3. There is not enough evidence to recommend vaping to quit smoking.

“Many adult electronic cigarette users are smokers who report trying to quit smoking, which begs the question about whether they help or hinder quitting efforts,” Dr. Ostroff says.

Findings from rigorously designed clinical trials give healthcare providers guidelines for what works and what doesn’t. “Members of MSK’s Tobacco Treatment Program would tell someone who wants to quit or cut down their smoking to seek behavioral counseling combined with medications that have been found to be safe and effective in helping people to quit in clinical trials,” she adds. There are currently five FDA-approved nicotine replacements, including patches, gum, and inhalers, and two non-nicotine drugs (bupropion and varenicline) that help people reduce symptoms of nicotine withdrawal and successfully quit.

“That said, we know that many adults are using these products as alternate nicotine delivery devices to try to quit smoking, so we have an obligation to discuss the known and unknown risks and benefits,” Dr. Ostroff says. “We take a very individualized approach and work with each patient to develop a tailored quitting plan informed by the latest research findings and patient preferences.”

She explains that one advantage of using FDA-approved nicotine replacements over vaping is in determining how much to use and how often to use it. “There’s so much ambiguity and variation in the nicotine content among electronic cigarettes, so people who use them don’t know how much nicotine they’re getting,” she says. “This makes it hard for doctors to guide smokers trying to quit and make recommendations that will help them manage nicotine withdrawal.”

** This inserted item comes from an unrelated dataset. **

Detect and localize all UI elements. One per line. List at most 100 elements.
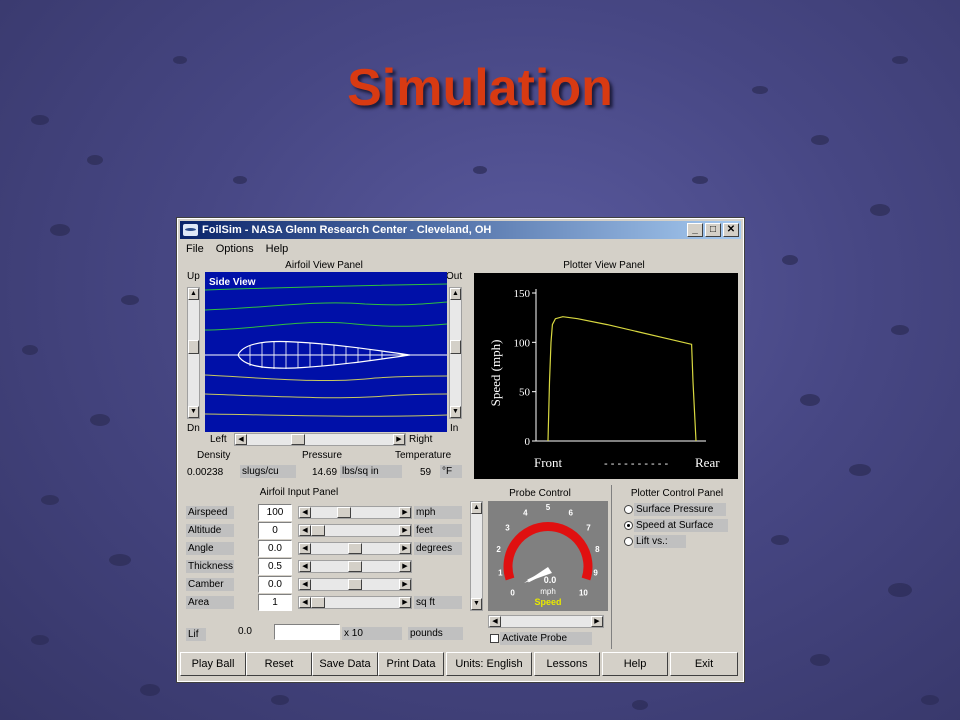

She notes that many people who vape are dual users who continue to use some traditional tobacco products as well. “We know that dual use is extraordinarily common. But people don’t get the full benefits from quitting smoking unless they quit smoking cigarettes completely.”

4. There are special considerations surrounding vaping in people with cancer.

“When someone has been diagnosed with cancer, there is an urgency for them to quit smoking cigarettes so that it doesn’t interfere with their treatment or negatively affect their cancer outcomes,” Dr. Ostroff says. E-cigarette use is not allowed in healthcare settings, so it especially important that people seek support to quit and medication recommendations from health professionals with expertise in treating tobacco dependence.

“To be sure, it can be challenging to quit smoking in the midst of dealing with a cancer diagnosis,” she concludes. “That’s why it is so important to seek out cessation support services to help patients quit and stay quit.”